Walsh, güvenlik topluluğu bunları bildiğinden ve bunlara karşı önlem ve düzeltme teknikleri geliştirildiğinden, açık kaynak araçlarının tespit edilme olasılığının daha yüksek olduğunu belirtiyor.

“Otomatik sistemler, algılama mekanizmalarının bir parçası olarak kullanılacak araç hakkında çok az bilgiye sahip olduğundan, özel araçların algılanması çok daha zordur” diyor. “Saldırganlar bazen hedef sistemlerde veya hedef ağlarda bulunan araçları kullanma yaklaşımını benimsiyor.”

Bu kara dışı yaklaşım, Microsoft’un geçen hafta ABD’deki telekom ağlarına ve diğer kritik altyapı hedeflerine erişim sağladığı konusunda uyardığı, Çin’e atfedilen bir APT olan Volt Typhoon tarafından kullanıldı.

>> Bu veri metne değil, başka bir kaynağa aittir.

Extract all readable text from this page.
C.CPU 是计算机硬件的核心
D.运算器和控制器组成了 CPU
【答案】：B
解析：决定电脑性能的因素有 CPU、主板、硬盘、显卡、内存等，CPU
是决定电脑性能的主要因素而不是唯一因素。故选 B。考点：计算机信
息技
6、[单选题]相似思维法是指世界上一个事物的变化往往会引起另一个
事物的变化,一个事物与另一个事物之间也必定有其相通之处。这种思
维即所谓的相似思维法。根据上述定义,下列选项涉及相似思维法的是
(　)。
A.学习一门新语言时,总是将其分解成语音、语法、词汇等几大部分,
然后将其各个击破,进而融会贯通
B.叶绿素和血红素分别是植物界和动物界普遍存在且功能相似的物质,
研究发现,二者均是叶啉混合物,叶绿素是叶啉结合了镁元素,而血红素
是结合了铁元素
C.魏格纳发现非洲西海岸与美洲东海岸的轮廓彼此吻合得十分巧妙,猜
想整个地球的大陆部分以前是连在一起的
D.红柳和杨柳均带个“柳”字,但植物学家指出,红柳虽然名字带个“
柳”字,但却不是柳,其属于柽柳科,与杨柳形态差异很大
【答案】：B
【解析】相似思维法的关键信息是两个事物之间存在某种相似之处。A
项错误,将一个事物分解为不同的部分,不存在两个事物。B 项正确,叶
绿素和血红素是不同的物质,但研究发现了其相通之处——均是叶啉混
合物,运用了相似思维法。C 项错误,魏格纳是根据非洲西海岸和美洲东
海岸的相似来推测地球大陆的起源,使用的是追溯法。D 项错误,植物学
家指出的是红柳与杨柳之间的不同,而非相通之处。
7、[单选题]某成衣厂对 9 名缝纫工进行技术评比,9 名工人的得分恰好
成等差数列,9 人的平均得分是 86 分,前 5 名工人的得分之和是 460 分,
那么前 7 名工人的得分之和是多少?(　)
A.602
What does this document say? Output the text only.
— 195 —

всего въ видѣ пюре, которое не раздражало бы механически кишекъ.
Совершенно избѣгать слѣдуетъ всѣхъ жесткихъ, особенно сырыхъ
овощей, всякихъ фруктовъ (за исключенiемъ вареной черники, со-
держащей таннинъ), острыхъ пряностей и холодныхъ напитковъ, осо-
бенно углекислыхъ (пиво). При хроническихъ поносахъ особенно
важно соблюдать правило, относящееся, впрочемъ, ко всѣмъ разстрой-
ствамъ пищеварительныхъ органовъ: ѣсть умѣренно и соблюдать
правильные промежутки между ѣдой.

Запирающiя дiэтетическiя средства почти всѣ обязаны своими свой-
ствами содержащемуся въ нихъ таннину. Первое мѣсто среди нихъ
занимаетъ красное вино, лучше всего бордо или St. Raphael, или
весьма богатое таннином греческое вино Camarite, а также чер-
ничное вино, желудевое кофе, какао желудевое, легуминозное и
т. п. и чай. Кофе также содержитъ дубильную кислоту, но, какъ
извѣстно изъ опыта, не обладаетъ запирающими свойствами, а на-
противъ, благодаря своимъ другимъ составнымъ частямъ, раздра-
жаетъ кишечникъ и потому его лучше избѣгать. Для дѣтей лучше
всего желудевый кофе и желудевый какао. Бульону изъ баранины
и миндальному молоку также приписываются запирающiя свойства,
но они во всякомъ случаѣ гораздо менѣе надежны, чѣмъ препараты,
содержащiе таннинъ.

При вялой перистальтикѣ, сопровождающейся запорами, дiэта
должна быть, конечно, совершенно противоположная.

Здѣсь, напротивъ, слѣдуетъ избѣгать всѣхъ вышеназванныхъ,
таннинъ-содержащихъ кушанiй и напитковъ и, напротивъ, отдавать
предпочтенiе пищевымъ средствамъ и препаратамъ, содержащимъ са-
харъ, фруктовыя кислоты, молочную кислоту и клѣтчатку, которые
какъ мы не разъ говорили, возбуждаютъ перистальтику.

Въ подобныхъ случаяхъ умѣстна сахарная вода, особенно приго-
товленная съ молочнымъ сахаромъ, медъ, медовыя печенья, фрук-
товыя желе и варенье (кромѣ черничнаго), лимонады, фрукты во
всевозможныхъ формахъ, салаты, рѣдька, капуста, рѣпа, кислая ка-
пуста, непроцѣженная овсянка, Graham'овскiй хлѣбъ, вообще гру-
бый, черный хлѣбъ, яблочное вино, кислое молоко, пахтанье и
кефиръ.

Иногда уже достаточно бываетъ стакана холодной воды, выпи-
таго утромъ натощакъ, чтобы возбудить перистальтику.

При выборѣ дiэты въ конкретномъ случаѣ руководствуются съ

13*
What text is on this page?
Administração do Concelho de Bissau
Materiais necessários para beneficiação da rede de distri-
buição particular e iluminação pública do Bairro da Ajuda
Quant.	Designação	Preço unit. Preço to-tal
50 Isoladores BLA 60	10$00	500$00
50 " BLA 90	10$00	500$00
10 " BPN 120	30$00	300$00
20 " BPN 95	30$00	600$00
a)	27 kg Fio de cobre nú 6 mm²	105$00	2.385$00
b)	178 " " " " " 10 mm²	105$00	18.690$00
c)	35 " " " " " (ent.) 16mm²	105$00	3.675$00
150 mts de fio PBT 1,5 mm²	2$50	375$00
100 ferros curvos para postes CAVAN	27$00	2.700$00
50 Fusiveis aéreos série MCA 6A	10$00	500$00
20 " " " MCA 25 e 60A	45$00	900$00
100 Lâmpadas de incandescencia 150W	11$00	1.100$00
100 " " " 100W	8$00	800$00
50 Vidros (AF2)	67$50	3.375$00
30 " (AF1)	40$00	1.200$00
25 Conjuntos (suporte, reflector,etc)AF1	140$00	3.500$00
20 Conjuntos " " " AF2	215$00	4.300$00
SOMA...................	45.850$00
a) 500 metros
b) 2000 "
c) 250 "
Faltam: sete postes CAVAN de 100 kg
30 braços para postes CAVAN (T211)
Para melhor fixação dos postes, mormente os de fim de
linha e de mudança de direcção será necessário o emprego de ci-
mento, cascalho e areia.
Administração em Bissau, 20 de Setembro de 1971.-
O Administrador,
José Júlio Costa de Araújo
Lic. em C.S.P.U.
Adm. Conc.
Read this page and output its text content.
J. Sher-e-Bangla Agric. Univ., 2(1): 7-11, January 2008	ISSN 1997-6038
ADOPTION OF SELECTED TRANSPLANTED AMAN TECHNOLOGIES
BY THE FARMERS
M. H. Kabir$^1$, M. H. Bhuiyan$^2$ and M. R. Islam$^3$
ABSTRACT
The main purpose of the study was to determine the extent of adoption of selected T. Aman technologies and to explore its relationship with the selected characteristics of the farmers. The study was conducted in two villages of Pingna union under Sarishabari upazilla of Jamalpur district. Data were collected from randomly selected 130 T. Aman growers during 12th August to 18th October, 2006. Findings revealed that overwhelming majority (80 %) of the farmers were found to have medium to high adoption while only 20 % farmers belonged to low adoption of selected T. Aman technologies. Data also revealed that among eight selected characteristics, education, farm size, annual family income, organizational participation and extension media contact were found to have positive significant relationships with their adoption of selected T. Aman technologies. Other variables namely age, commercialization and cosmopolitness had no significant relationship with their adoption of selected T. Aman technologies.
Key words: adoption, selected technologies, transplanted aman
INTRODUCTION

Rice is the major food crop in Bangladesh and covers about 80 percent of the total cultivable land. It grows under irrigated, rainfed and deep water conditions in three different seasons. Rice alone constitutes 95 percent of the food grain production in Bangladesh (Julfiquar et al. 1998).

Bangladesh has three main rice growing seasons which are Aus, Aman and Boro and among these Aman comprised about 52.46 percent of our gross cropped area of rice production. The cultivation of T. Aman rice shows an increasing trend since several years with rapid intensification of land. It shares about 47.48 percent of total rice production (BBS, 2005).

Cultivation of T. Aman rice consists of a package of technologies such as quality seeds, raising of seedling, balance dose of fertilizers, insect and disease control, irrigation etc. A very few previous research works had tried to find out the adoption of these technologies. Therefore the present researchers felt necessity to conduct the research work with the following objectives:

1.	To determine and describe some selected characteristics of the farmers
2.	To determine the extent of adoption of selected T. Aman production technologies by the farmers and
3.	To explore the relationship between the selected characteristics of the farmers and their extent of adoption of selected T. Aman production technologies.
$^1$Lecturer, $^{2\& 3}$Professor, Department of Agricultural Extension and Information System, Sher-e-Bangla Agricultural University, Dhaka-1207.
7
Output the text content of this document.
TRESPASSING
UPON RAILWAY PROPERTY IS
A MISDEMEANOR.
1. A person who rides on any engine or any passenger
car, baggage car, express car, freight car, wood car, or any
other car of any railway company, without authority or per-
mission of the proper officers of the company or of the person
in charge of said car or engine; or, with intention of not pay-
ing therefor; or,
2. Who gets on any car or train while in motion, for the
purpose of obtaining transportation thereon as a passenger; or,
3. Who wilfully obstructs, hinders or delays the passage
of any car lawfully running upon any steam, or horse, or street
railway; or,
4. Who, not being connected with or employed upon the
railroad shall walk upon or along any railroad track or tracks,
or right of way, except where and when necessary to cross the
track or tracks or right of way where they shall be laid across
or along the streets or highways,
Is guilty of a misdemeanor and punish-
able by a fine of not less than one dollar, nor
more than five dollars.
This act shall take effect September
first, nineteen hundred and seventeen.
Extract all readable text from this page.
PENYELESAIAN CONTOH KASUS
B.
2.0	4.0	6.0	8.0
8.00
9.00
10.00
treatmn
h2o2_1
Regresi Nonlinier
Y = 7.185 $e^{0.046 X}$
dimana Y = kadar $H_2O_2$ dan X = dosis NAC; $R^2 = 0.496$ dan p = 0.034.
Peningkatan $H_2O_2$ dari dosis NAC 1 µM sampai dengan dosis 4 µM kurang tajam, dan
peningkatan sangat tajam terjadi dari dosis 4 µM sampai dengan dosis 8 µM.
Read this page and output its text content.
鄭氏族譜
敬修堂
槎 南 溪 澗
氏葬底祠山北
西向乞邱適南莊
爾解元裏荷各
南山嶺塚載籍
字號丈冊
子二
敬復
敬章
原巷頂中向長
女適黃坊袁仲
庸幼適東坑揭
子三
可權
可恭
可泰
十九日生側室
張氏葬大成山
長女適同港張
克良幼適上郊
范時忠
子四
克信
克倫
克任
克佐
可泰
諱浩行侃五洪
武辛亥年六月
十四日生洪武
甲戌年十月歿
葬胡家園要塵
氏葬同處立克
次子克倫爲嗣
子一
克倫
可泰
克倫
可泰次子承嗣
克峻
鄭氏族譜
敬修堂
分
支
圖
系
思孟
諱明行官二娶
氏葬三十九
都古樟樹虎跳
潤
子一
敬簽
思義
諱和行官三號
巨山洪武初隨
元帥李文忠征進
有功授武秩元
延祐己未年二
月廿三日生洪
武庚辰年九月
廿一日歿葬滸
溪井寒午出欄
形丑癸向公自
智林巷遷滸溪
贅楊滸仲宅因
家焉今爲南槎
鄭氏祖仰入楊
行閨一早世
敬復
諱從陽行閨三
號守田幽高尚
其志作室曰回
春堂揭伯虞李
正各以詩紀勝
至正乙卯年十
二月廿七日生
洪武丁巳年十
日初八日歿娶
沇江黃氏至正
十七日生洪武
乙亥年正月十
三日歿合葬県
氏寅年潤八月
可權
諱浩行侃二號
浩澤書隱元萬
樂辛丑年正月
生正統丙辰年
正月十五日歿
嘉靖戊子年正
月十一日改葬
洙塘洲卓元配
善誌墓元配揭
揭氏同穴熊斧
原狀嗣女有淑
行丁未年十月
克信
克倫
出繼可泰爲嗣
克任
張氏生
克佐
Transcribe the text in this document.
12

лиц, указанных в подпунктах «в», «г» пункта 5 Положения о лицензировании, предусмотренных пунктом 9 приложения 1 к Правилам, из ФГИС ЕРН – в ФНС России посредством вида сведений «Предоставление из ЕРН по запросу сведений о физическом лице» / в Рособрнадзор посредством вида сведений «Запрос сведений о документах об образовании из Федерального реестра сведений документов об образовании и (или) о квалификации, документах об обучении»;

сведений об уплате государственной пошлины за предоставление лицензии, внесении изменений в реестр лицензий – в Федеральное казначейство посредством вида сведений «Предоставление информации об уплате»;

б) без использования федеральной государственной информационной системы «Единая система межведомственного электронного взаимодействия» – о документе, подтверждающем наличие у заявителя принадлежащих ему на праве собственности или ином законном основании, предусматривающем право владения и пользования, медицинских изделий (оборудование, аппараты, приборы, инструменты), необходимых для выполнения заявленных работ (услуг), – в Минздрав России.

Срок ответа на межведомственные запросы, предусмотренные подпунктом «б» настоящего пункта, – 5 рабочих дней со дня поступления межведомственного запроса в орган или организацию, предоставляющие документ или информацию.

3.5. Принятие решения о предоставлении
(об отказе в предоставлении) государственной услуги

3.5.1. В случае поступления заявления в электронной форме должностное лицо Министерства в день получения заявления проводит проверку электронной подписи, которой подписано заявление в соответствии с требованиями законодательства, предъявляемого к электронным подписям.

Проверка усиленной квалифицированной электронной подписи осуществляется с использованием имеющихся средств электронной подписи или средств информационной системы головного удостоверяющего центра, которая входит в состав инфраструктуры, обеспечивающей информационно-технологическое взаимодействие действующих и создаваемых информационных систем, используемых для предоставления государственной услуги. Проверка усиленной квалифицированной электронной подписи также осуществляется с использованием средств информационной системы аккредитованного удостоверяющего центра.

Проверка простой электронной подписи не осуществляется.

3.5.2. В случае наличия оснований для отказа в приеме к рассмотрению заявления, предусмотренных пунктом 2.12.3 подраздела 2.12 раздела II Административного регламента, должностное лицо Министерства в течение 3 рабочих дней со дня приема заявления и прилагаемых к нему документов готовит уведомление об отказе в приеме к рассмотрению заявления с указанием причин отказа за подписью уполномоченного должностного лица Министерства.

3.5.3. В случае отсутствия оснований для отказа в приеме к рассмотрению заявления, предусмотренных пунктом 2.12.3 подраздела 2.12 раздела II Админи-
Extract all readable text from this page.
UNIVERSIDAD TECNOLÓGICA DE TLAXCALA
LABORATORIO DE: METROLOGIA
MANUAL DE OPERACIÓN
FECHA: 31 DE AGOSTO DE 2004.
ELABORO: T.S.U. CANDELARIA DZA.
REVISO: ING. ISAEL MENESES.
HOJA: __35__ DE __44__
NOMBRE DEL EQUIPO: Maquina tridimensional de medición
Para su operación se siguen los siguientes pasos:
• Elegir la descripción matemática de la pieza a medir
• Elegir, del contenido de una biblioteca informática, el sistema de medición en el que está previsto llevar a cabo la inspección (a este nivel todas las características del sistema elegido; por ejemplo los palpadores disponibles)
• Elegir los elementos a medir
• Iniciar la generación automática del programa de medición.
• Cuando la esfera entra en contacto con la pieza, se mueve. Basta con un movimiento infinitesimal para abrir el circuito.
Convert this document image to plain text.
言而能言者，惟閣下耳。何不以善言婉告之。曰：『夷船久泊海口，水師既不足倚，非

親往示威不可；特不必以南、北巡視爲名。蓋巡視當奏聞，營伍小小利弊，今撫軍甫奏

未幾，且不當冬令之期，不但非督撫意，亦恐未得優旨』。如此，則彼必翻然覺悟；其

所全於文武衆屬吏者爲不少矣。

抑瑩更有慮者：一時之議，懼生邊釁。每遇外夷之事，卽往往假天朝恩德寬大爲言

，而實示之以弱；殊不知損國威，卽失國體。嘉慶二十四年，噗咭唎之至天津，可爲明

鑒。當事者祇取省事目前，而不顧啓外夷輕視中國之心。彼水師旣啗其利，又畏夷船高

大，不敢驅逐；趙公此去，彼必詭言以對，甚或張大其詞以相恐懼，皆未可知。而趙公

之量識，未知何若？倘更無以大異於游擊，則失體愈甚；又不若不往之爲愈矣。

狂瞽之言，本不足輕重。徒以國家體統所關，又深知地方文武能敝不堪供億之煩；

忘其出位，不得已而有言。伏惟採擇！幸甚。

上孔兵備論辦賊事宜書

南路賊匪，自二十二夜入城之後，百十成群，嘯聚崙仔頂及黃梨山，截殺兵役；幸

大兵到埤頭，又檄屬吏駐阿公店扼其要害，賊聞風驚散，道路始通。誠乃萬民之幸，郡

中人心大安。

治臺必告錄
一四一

Walsh, “Kara dışında yaşamak, bir uyarıyı tetikleyecek herhangi bir şüpheli program veya komut dosyası yürütülmediği için gizliliğe izin veriyor” diyor. “Saldırganlar bunun yerine, bir uyarıyı tetikleme ve hatta şüpheli sayılma olasılığı daha düşük olan, işletim sistemlerinde yerleşik araçlar kullanıyor.”